In your function

def func(x):
 print('x is', x)
 x = 2
 print('Changed local x to', x)

x is not a global variable; it is a local variable due to the assignment on the second line of the body. If you are going to assign to a global variable, it must be explicitly declared as such:

def func(x):
 global x
 print('x is', x)
 x = 2
 print('Changed local x to', x)

(Note: I missed that x is actually a function parameter. See https://nedbatchelder.com/text/names.html for an explanation of assignments to local names do not affect global names.)

this could be easily understand by this.

x = 50

def func(x):
    print "Local variables: "+str(locals())
    print('x is', x)
    x = 2
    print "Local variables: "+str(locals())
    print('Changed local x to', x)

func(x)
print('x is still', x)

and the output

Local variables: {'x': 50}
'x is', 50
Local variables: {'x': 2}
'Changed local x to', 2
'x is still', 50

however if you want to access the x from outer scope after defining the x in func there is a way, I am not sure if it would create a issue or not though.

def func(x):
    x = 2
    print "local x == %s" % x
    print "global x == %s" % globals().get('x')

func(x)
print "x is still %s" % x 

Following will be output of the run.

local x == 2
global x == 50
x is still 50

In case you assign to a variable name (that wasn't declared global or nonlocal) in a function or use the variable name in the argument list of the function the variable name will become part of the function.

In that case you could've used any variable name inside the function because it will always refer to the local variable that was passed in:

x = 50

def func(another_x):
    print('local x =', another_x)
    another_x = 2
    print('local x =', another_x)
    return another_x

print('global x =', x)
x = func(x)                # note that I assigned the returned value to "x" to make the change visible outside
print('global x =', x)

More explanation

I'm going to try to show what I meant earlier when I said that x with "will become part of the function".

The __code__.co_varnames of a function holds the list of local variable names of the function.

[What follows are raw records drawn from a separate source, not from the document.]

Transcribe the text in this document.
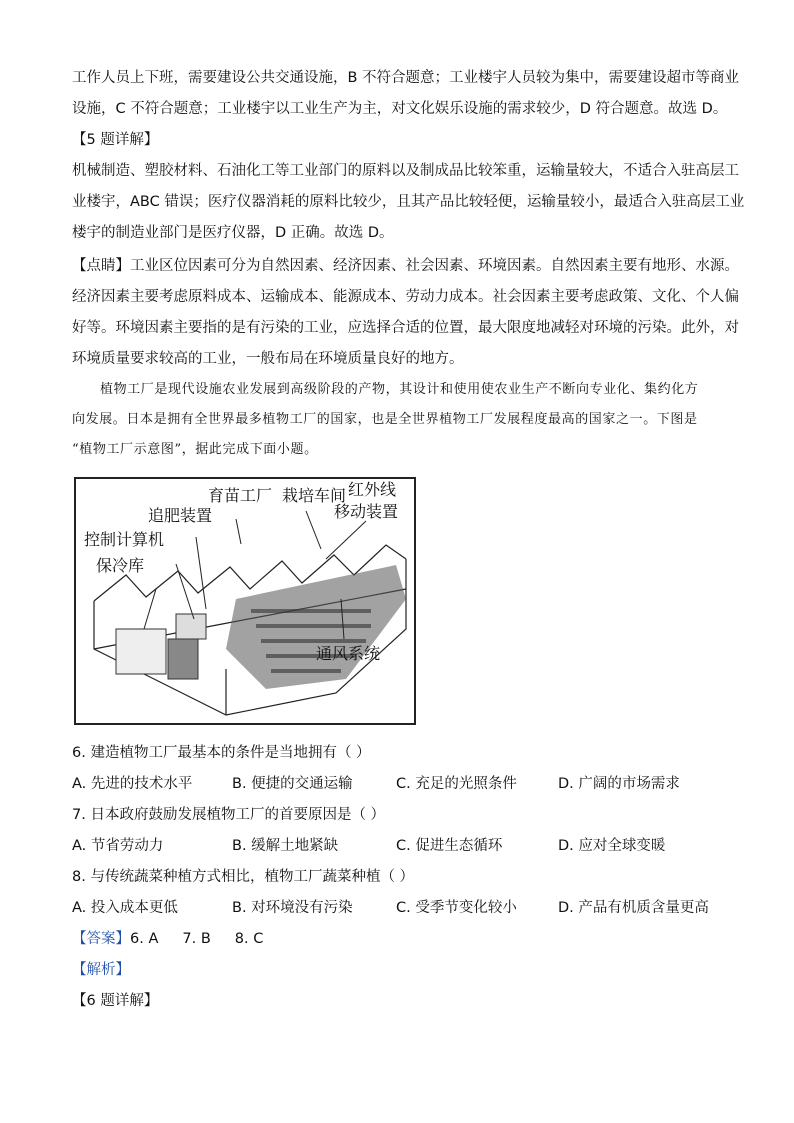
工作人员上下班，需要建设公共交通设施，B 不符合题意；工业楼宇人员较为集中，需要建设超市等商业
设施，C 不符合题意；工业楼宇以工业生产为主，对文化娱乐设施的需求较少，D 符合题意。故选 D。
【5 题详解】
机械制造、塑胶材料、石油化工等工业部门的原料以及制成品比较笨重，运输量较大，不适合入驻高层工
业楼宇，ABC 错误；医疗仪器消耗的原料比较少，且其产品比较轻便，运输量较小，最适合入驻高层工业
楼宇的制造业部门是医疗仪器，D 正确。故选 D。
【点睛】工业区位因素可分为自然因素、经济因素、社会因素、环境因素。自然因素主要有地形、水源。
经济因素主要考虑原料成本、运输成本、能源成本、劳动力成本。社会因素主要考虑政策、文化、个人偏
好等。环境因素主要指的是有污染的工业，应选择合适的位置，最大限度地减轻对环境的污染。此外，对
环境质量要求较高的工业，一般布局在环境质量良好的地方。
植物工厂是现代设施农业发展到高级阶段的产物，其设计和使用使农业生产不断向专业化、集约化方
向发展。日本是拥有全世界最多植物工厂的国家，也是全世界植物工厂发展程度最高的国家之一。下图是
“植物工厂示意图”，据此完成下面小题。
育苗工厂 栽培车间 红外线
移动装置
追肥装置
控制计算机
保冷库
通风系统
6. 建造植物工厂最基本的条件是当地拥有（ ）
A. 先进的技术水平	B. 便捷的交通运输	C. 充足的光照条件	D. 广阔的市场需求
7. 日本政府鼓励发展植物工厂的首要原因是（ ）
A. 节省劳动力	B. 缓解土地紧缺	C. 促进生态循环	D. 应对全球变暖
8. 与传统蔬菜种植方式相比，植物工厂蔬菜种植（ ）
A. 投入成本更低	B. 对环境没有污染	C. 受季节变化较小	D. 产品有机质含量更高
【答案】6. A 7. B 8. C
【解析】
【6 题详解】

So let's see what happens in a few cases:

If it's part of the signature:

def func(x):    # the name "x" is part of the argument list
    pass

print(func.__code__.co_varnames)
# ('x',)

If you assign to the variable (anywhere in the function):

def func():
    x = 2    # assignment to name "x" inside the function

print(func.__code__.co_varnames)
# ('x',)

If you only access the variable name:

def func():
    print(x)

print(func.__code__.co_varnames)
# ()

In this case it will actually look up the variable name in the outer scopes because the variable name x isn't part of the functions varnames!

I can understand how this could confuse you because just by adding a x=<whatever> anywhere in the function will make it part of the function:

def func():
    print(x)  # access
    x = 2     # assignment

print(func.__code__.co_varnames)
# ('x',)

In that case it won't look up the variable x from the outer scope because it's part of the function now and you'll get a tell-tale Exception (because even though x is part of the function it isn't assigned to yet):

>>> func()
UnboundLocalError: local variable 'x' referenced before assignment

Obviously, it would work if you access it after assigning to it:

def func():
    x = 2     # assignment
    print(x)  # access

Or if you pass it in when you call the function:

def func(x):  # x will be passed in
    print(x)  # access

Another important point about local variable names is that you can't set variables from outer scopes, except when you tell Python to explicitly not make x part of the local variable names, for example with global or nonlocal:

def func():
    global x  # or "nonlocal x"
    print(x)
    x = 2

print(func.__code__.co_varnames)
# ()

This will actually overwrite what the global (or nonlocal) variable name x refers to when you call func()!